There is a fatal objection to the appellants’ right of appeal in this case, which appears upon the papers on ■ the part of the respondents when taken in connection with the transcript of the proceedings as returned by the surrogate. And as this must necessarily defeat them ultimately, unless it can be remedied by an amendment of the appeal itself as well as the appeal bond, it appears to be useless to excuse their default in neglecting to file their petition of appeal and to procure the transcript in due time. The appeal in this case is by the husbands of two of the daughters of the testator, in their own names only as appellants, and not by them and their wives in the right of the latter. Whether the husband of an heir at law or distributee can in any case appeal in his own name, and without joining his wife in such appeal, is a question not necessary to be considered here. It is very clear that he cannot appeal from a decision of the circuit judge, in his own right, upon an affirmance of the sentence or decree of the surrogate, where the appeal from the latter to the circuit judge was only in the right of the wife as one of the next of kin of the testator. Here the appeal to the circuit judge, as appears by the notice of such appeal filed with the surrogate and returned with the transcript, was by the next of kin only_ And if the husbands are to be considered as parties to that appeal, they were only such parties in right of their wives as two of the next of kin of the testator. Their wives therefore should have been joined with them as appellants in this court, in order to represent the same interest here. If the appeal to the circuit judge had been in the proper form, by naming the parties who appealed instead of describing them as the next of kin merely, by *53which the infant was improperly made a party to the appeal, by her attorney instead of her guardian, this difficulty would probably not have occurred.

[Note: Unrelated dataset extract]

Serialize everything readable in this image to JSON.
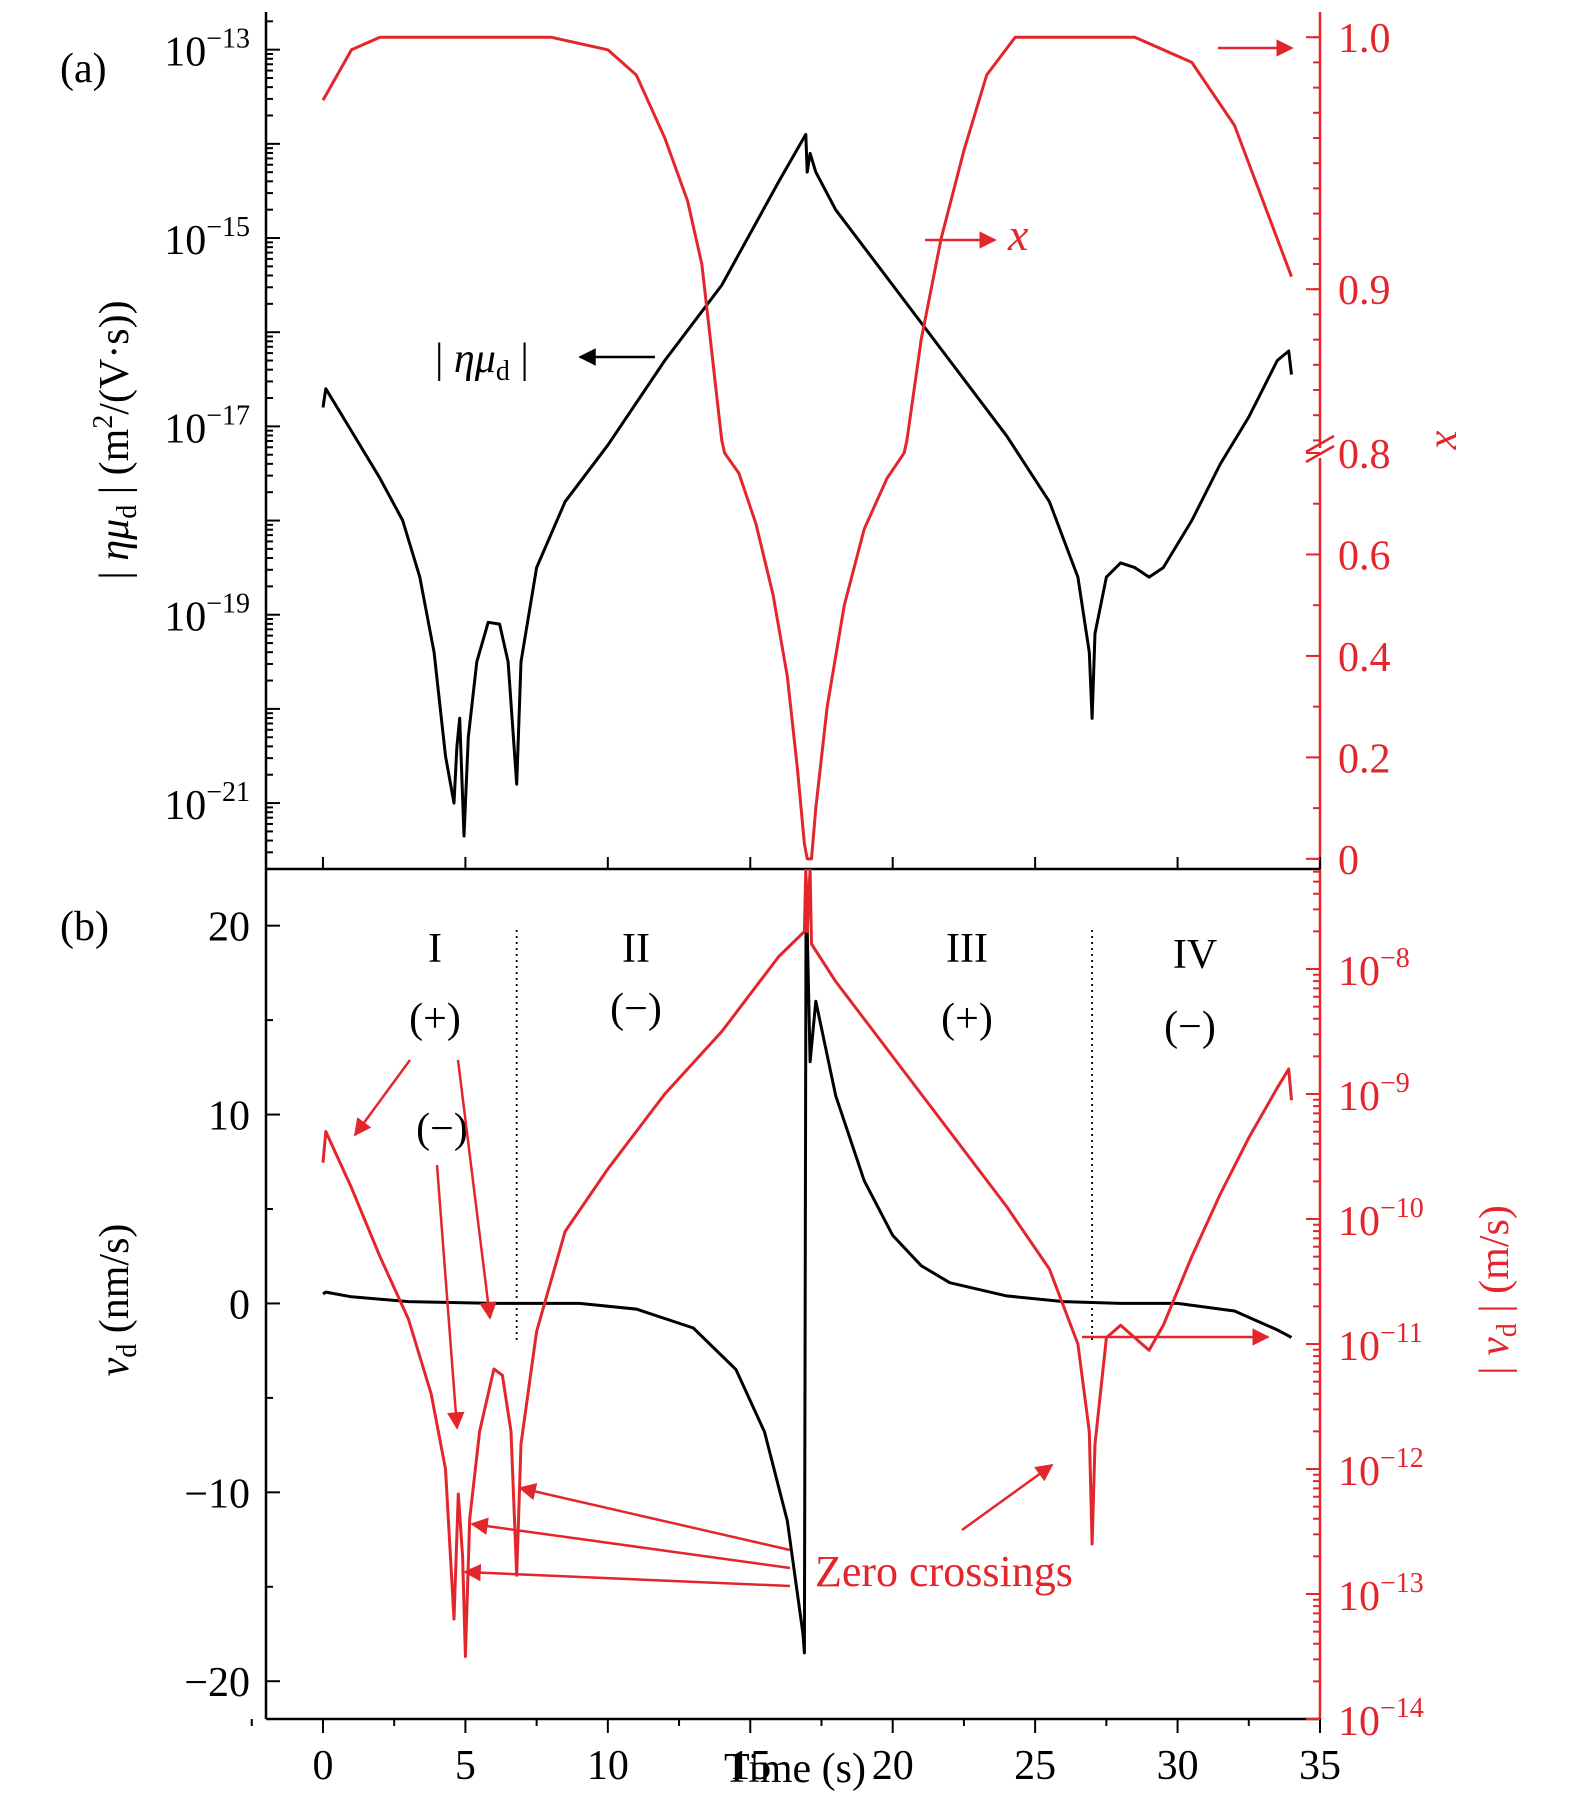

I have not examined the question whether the present appeal could be amended, by making the wives the appellants with their husbands, after the time limited by law for appealing had expired. I have, however, looked into the merits of the case so far as to satisfy me that the decisions of the surrogate and of the circuit judge were probably right; so that if the appeal is amendable, it would be a useless expense to the parties to make an application to the court for that purpose. It appears from the evidence that the making of this will was probably the deliberate act of a stubborn headstrong old man, rather than the coerced act of a termagant wife. And the fact that he could not persuade one of his sons-in-law' to turn anti-mason, together with the interference of the friends of his children in his domestic concerns, probably had more effect in inducing him to disinherit those who were the natural objects of his bounty, than any real fear of the broom-stick; with the application of which it appears his wife sometimes threatened him.

The motion of the executors to dismiss the appeal must therefore be granted. But as the notice of this motion was irregular as to some of the applicants, it must be without costs to either party.